Nuestros estudiantes son unos inútiles. Van rezagados en todo. Ya decía el famoso y polémico informe Pisa que están muy por debajo de la media europea cuando se les pregunta por la fórmula de la velocidad, al enfrentarse a la tabla de multiplicar o simplemente al intentar desentrañar la trama de una novela corta. Además de las dificultades para entender las ciencias, las matemáticas y la literatura, también son unos negados cuando se ponen delante del mando para programar el aire acondicionado „si lo tienen en casa, claro„, de la máquina expendedora de los billetes del tren o de un simple alicate.

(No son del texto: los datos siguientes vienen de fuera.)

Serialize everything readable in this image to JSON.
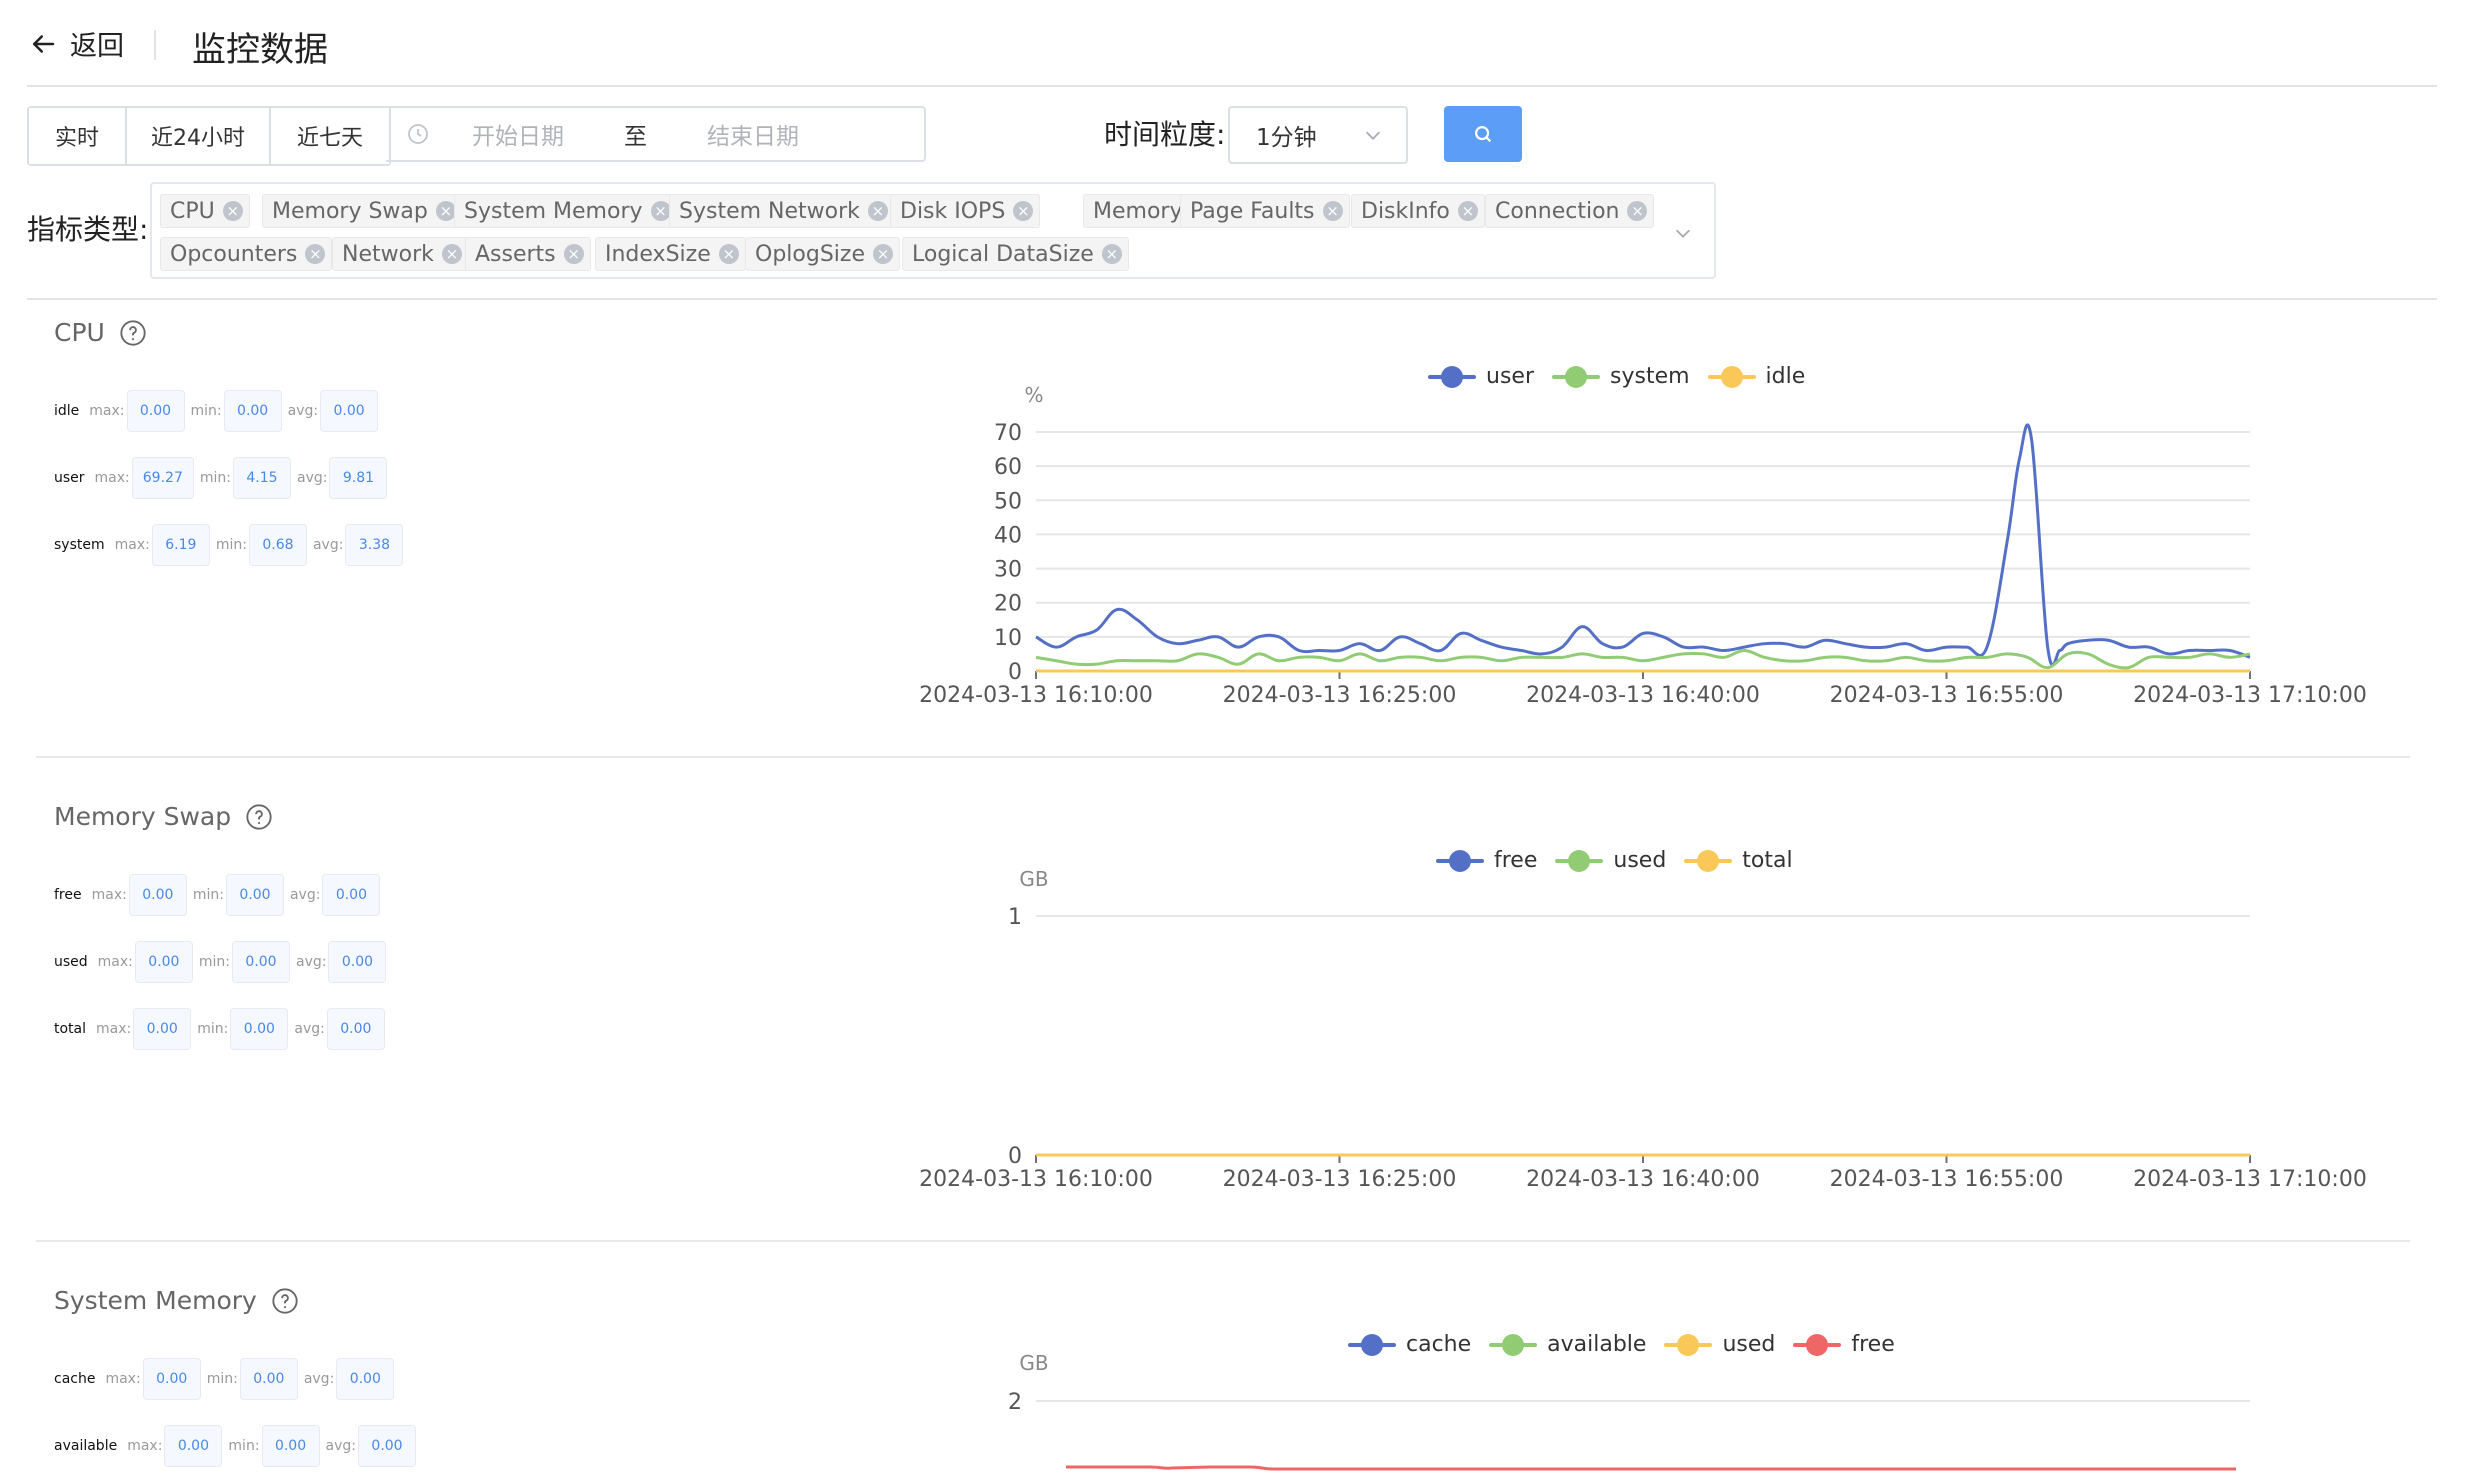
{
  "header": {
    "back_label": "返回",
    "title": "监控数据"
  },
  "toolbar": {
    "quick_ranges": [
      "实时",
      "近24小时",
      "近七天"
    ],
    "start_placeholder": "开始日期",
    "range_separator": "至",
    "end_placeholder": "结束日期",
    "granularity_label": "时间粒度:",
    "granularity_value": "1分钟",
    "metric_type_label": "指标类型:",
    "metric_tags": [
      "CPU",
      "Memory Swap",
      "System Memory",
      "System Network",
      "Disk IOPS",
      "Memory",
      "Page Faults",
      "DiskInfo",
      "Connection",
      "Opcounters",
      "Network",
      "Asserts",
      "IndexSize",
      "OplogSize",
      "Logical DataSize"
    ]
  },
  "colors": {
    "blue": "#5470c6",
    "green": "#91cc75",
    "yellow": "#fac858",
    "red": "#ee6666",
    "primary": "#5b9df7"
  },
  "sections": [
    {
      "title": "CPU",
      "stats": [
        {
          "name": "idle",
          "max": "0.00",
          "min": "0.00",
          "avg": "0.00"
        },
        {
          "name": "user",
          "max": "69.27",
          "min": "4.15",
          "avg": "9.81"
        },
        {
          "name": "system",
          "max": "6.19",
          "min": "0.68",
          "avg": "3.38"
        }
      ]
    },
    {
      "title": "Memory Swap",
      "stats": [
        {
          "name": "free",
          "max": "0.00",
          "min": "0.00",
          "avg": "0.00"
        },
        {
          "name": "used",
          "max": "0.00",
          "min": "0.00",
          "avg": "0.00"
        },
        {
          "name": "total",
          "max": "0.00",
          "min": "0.00",
          "avg": "0.00"
        }
      ]
    },
    {
      "title": "System Memory",
      "stats": [
        {
          "name": "cache",
          "max": "0.00",
          "min": "0.00",
          "avg": "0.00"
        },
        {
          "name": "available",
          "max": "0.00",
          "min": "0.00",
          "avg": "0.00"
        }
      ]
    }
  ],
  "stat_labels": {
    "max": "max:",
    "min": "min:",
    "avg": "avg:"
  },
  "chart_data": [
    {
      "type": "line",
      "unit": "%",
      "ylim": [
        0,
        70
      ],
      "yticks": [
        0,
        10,
        20,
        30,
        40,
        50,
        60,
        70
      ],
      "x_tick_labels": [
        "2024-03-13 16:10:00",
        "2024-03-13 16:25:00",
        "2024-03-13 16:40:00",
        "2024-03-13 16:55:00",
        "2024-03-13 17:10:00"
      ],
      "x_range_minutes": [
        0,
        60
      ],
      "series": [
        {
          "name": "user",
          "color": "#5470c6",
          "x": [
            0,
            1,
            2,
            3,
            4,
            5,
            6,
            7,
            8,
            9,
            10,
            11,
            12,
            13,
            14,
            15,
            16,
            17,
            18,
            19,
            20,
            21,
            22,
            23,
            24,
            25,
            26,
            27,
            28,
            29,
            30,
            31,
            32,
            33,
            34,
            35,
            36,
            37,
            38,
            39,
            40,
            41,
            42,
            43,
            44,
            45,
            46,
            47,
            48,
            48.6,
            49.2,
            50,
            50.6,
            51,
            52,
            53,
            54,
            55,
            56,
            57,
            58,
            59,
            60
          ],
          "y": [
            10,
            7,
            10,
            12,
            18,
            15,
            10,
            8,
            9,
            10,
            7,
            10,
            10,
            6,
            6,
            6,
            8,
            6,
            10,
            8,
            6,
            11,
            9,
            7,
            6,
            5,
            7,
            13,
            8,
            7,
            11,
            10,
            7,
            7,
            6,
            7,
            8,
            8,
            7,
            9,
            8,
            7,
            7,
            8,
            6,
            7,
            7,
            7,
            38,
            62,
            68,
            7,
            6,
            8,
            9,
            9,
            7,
            7,
            5,
            6,
            6,
            6,
            4
          ]
        },
        {
          "name": "system",
          "color": "#91cc75",
          "x": [
            0,
            1,
            2,
            3,
            4,
            5,
            6,
            7,
            8,
            9,
            10,
            11,
            12,
            13,
            14,
            15,
            16,
            17,
            18,
            19,
            20,
            21,
            22,
            23,
            24,
            25,
            26,
            27,
            28,
            29,
            30,
            31,
            32,
            33,
            34,
            35,
            36,
            37,
            38,
            39,
            40,
            41,
            42,
            43,
            44,
            45,
            46,
            47,
            48,
            49,
            50,
            51,
            52,
            53,
            54,
            55,
            56,
            57,
            58,
            59,
            60
          ],
          "y": [
            4,
            3,
            2,
            2,
            3,
            3,
            3,
            3,
            5,
            4,
            2,
            5,
            3,
            4,
            4,
            3,
            5,
            3,
            4,
            4,
            3,
            4,
            4,
            3,
            4,
            4,
            4,
            5,
            4,
            4,
            3,
            4,
            5,
            5,
            4,
            6,
            4,
            3,
            3,
            4,
            4,
            3,
            3,
            4,
            3,
            3,
            4,
            4,
            5,
            4,
            1,
            5,
            5,
            2,
            1,
            4,
            4,
            4,
            5,
            4,
            5
          ]
        },
        {
          "name": "idle",
          "color": "#fac858",
          "x": [
            0,
            60
          ],
          "y": [
            0,
            0
          ]
        }
      ]
    },
    {
      "type": "line",
      "unit": "GB",
      "ylim": [
        0,
        1
      ],
      "yticks": [
        0,
        1
      ],
      "x_tick_labels": [
        "2024-03-13 16:10:00",
        "2024-03-13 16:25:00",
        "2024-03-13 16:40:00",
        "2024-03-13 16:55:00",
        "2024-03-13 17:10:00"
      ],
      "x_range_minutes": [
        0,
        60
      ],
      "series": [
        {
          "name": "free",
          "color": "#5470c6",
          "x": [
            0,
            60
          ],
          "y": [
            0,
            0
          ]
        },
        {
          "name": "used",
          "color": "#91cc75",
          "x": [
            0,
            60
          ],
          "y": [
            0,
            0
          ]
        },
        {
          "name": "total",
          "color": "#fac858",
          "x": [
            0,
            60
          ],
          "y": [
            0,
            0
          ]
        }
      ]
    },
    {
      "type": "line",
      "unit": "GB",
      "yticks": [
        2
      ],
      "series": [
        {
          "name": "cache",
          "color": "#5470c6"
        },
        {
          "name": "available",
          "color": "#91cc75"
        },
        {
          "name": "used",
          "color": "#fac858"
        },
        {
          "name": "free",
          "color": "#ee6666"
        }
      ]
    }
  ]
}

Y después de este chorreo anual de prestigiosas entidades europeas plagado de estadísticas, porcentajes y recriminaciones de toda índole, nos enteramos de que España está a la cabeza del abandono escolar pese a que el año pasado se lograron los mejores resultados. La oficina de estadística comunitaria, Eurostat, nos dice que el 23,5% de los jóvenes españoles de entre 18 y 24 años se largó prematuramente de los institutos o de otros centros de formación, el doble que la media europea, que se sitúa en el 11,9%. Parecen datos demoledores, pero no.

Nuestros estudiantes hacen lo que deben hacer. De qué les sirve, se preguntarán, romperse la mollera con tortuosas fórmulas de física y química, aprender a componer frases con sujeto, verbo y complemento o ejercitarse en aplicar el sentido común para resolver los problemas de la vida si les abocamos a estamparse contra el terrible muro de la nada. Todos estos jóvenes abominan de la escuela porque somos incapaces de inyectarles ilusión, de despertarles el interés por saber que todos llevamos dentro.

Y nadie está libre de culpa. Ni los políticos ni los padres ni los profesores. Todos los que decididamente colaboramos con nuestra indolencia y nuestras torpezas a dejarles sin futuro.